In a translation quoted by Stephen Coll in Ghost Wars, Zawahiri said "[A] jihadist movement needs an arena that would act like an incubator, where its seeds would grow."

He was speaking of Afghanistan at the time, but both Iraq and Afghanistan fill that role today. While there is a growing realization that al Qaeda is now spreading its own seeds, U.S. policymakers have largely failed to acknowledge that al Qaeda itself is a seed planted by the Brotherhood.

Although America attacked al Qaeda after 2001, the West has taken virtually no action against the Muslim Brotherhood, despite its reach and the influence it exercised over the architects of September 11.

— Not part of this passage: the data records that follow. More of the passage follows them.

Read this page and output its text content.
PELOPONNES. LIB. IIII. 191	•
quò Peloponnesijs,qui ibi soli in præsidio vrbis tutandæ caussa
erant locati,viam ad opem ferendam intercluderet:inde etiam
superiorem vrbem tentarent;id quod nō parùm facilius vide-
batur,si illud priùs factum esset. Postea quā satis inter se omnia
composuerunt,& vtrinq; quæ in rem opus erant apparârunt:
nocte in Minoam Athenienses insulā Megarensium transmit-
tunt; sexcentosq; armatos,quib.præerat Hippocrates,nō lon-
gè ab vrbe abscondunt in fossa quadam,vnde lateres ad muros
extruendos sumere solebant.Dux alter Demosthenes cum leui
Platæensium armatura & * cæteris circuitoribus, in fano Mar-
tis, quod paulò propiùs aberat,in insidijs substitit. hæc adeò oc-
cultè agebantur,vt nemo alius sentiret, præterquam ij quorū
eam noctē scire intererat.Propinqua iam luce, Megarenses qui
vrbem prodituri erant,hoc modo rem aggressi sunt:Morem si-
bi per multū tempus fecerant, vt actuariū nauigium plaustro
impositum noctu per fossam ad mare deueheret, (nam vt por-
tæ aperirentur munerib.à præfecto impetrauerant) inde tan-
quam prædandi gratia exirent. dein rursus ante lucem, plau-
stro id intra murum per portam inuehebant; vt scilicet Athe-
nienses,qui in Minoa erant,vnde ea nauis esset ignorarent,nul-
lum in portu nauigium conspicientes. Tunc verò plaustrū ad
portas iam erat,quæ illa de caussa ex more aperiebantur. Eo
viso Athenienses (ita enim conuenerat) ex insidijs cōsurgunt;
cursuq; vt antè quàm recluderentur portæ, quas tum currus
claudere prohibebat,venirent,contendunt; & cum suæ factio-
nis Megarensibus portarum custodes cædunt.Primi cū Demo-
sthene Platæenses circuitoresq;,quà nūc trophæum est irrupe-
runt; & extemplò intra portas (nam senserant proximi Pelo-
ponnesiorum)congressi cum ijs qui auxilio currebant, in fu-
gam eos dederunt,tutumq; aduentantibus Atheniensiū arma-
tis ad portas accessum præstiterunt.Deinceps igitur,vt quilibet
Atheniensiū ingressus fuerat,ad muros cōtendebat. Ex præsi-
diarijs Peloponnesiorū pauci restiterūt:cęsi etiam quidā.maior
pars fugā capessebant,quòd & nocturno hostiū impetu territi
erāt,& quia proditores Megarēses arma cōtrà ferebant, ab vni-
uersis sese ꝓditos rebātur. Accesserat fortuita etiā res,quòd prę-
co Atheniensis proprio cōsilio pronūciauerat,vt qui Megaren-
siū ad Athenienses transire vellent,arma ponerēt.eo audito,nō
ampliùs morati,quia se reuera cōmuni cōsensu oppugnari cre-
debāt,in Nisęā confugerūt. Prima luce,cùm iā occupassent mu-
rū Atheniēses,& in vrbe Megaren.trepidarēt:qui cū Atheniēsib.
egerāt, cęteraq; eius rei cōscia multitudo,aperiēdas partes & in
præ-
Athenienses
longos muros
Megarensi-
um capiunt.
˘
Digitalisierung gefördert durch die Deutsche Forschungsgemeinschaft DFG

The Brotherhood continues to gain power and influence in Egypt and abroad, and after the 2005 Egyptian elections, they are now firmly entrenched as a elected mainstream political party—foreclosing most options that the West could have employed to stem its influence. But even if the West had turned its attention to containing or destroying the Muslim Brotherhood while it had the chance, who can say there isn't another shadowy network beyond that? Even if there isn't a formal group that preceded the Brotherhood, we are already seeing a proliferation of groups that will come after it.

Tracing the steps of this hypothetical sect that invisibly spawns new terrorist groups isn't just an exercise in academic wheel-spinning. It's an important to the question of strategy in the War on Terror.

Recent history shows that by striking hard at al Qaeda, the West may only have shattered it into dozens of shards, each of which holds the potential to grow up and become a full-grown al Qaeda itself.

The current strategy is creating new terrorist groups by the day. That isn't speculation, it's an unfortunate fact.

Who's winning this war?

Perhaps, out there somewhere, the Assassin cult is still marking down names on its centuries-long honor roll, with no end in sight.